Chelsea und der argentinische Traditionsverein River Plate sprachen zuletzt über eine Zusammenarbeit in Sachen Talente. Nun könnte es zur nächsten Kooperation zwischen einem europäischen und südamerikanischen Topklub kommen. Juventus Turin und Botafogo Rio de Janeiro stehen vor einer ähnlichen Kooperation.
Holding-Gruppe mit finanziellen Problemen
Wie die Financial Times berichtet, interessiert sich Exor-Chef John Elkann (Juventus Turin) für den Kauf von Botafogo Rio de Janeiro. Der brasilianische Traditionsklub ist Teil der Eagle Football Holdings, die allerdings von finanziellen Schwierigkeiten geplagt ist, wodurch ihre Klubs zum Verkauf stehen. Neben Botafogo gehören auch Olympique Lyon und RWDM Molenbeek zur Fußballgruppe. Bis vergangenen Sommer war zudem Crystal Palace Teil des Klub-Konglomerats, das nun vor dem Aus steht.
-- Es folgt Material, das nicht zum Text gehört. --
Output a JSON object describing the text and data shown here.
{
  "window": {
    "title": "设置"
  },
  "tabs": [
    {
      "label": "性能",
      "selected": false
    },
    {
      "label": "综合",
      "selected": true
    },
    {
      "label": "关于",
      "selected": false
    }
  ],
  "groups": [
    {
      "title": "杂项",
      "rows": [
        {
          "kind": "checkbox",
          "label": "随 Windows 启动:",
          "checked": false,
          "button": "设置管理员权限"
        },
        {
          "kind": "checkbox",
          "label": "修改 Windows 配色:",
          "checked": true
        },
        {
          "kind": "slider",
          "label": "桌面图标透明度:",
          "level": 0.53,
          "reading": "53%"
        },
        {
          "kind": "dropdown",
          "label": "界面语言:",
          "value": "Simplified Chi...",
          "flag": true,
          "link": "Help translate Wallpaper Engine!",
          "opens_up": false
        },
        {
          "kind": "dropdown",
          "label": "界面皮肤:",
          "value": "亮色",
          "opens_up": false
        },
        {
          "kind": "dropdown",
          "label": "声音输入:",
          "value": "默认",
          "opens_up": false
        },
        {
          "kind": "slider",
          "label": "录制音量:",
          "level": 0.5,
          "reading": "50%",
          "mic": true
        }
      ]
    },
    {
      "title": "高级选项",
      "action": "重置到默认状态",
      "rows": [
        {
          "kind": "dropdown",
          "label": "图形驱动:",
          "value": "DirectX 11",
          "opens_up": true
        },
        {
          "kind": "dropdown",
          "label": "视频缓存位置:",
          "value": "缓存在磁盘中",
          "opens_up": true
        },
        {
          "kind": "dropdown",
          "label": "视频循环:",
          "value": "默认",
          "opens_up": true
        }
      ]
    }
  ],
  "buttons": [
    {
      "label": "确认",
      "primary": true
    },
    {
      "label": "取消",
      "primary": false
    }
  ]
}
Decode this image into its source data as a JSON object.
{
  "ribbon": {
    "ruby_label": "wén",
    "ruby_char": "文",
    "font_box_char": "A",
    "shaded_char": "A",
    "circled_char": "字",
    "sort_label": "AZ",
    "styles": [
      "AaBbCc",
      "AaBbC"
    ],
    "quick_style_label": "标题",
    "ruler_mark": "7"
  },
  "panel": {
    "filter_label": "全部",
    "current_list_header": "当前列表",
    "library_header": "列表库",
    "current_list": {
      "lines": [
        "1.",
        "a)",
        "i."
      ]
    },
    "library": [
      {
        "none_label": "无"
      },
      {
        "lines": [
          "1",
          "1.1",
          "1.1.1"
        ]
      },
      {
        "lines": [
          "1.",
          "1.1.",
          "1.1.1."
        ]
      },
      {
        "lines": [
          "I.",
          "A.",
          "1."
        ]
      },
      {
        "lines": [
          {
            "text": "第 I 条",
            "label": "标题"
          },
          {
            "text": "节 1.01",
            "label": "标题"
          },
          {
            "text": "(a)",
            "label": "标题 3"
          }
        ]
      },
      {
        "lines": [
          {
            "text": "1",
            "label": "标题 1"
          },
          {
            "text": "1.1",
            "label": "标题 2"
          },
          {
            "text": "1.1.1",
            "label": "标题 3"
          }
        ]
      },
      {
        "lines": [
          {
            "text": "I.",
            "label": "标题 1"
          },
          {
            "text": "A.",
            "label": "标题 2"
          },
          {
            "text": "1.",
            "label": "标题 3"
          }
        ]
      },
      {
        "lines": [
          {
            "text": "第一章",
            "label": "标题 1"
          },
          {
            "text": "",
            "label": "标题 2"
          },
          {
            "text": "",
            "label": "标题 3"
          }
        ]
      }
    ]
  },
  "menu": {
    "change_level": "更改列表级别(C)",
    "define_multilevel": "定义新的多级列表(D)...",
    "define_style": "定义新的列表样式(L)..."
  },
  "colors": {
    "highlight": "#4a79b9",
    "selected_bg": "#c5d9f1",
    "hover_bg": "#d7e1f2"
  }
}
Kurioserweise wurden die Klubs per Zeitungsinserat in der Financial Times zum Verkauf angeboten. Seit der Übernahme durch die Eagle Football Holdings im Jahre 2022 häufte Botafogo Schulden in Höhe von etwa 460 Millionen Euro an. Eagle-Boss John Textor galt dabei als Hauptverantwortlicher trat zuletzt aber von seiner Position aufgrund fehlender Rückendeckung innerhalb des Unternehmens zurück. Unter der Eigentümerschaft der Eagle-Gruppe gewann Botafogo 2024 die brasilianische Meisterschaft und die Copa Libertadores.
Neben John Elkann gibt es noch weitere Interessenten. Dazu zählen RedBird Capital Partners (Milan, Toulouse), Apollo Global Management (Atletico Madrid, Minderheitseigentümer bei Wrexham), Scheich Mohammed bin Abdullah Al Thani sowie mehrere Geschäftsmänner. Durch einen Kauf von Botafogo könnte Juventus eine wichtige Verbindung nach Brasilien knüpfen. Dabei wäre vor allem das Thema Talente für die Bianconeri interessant.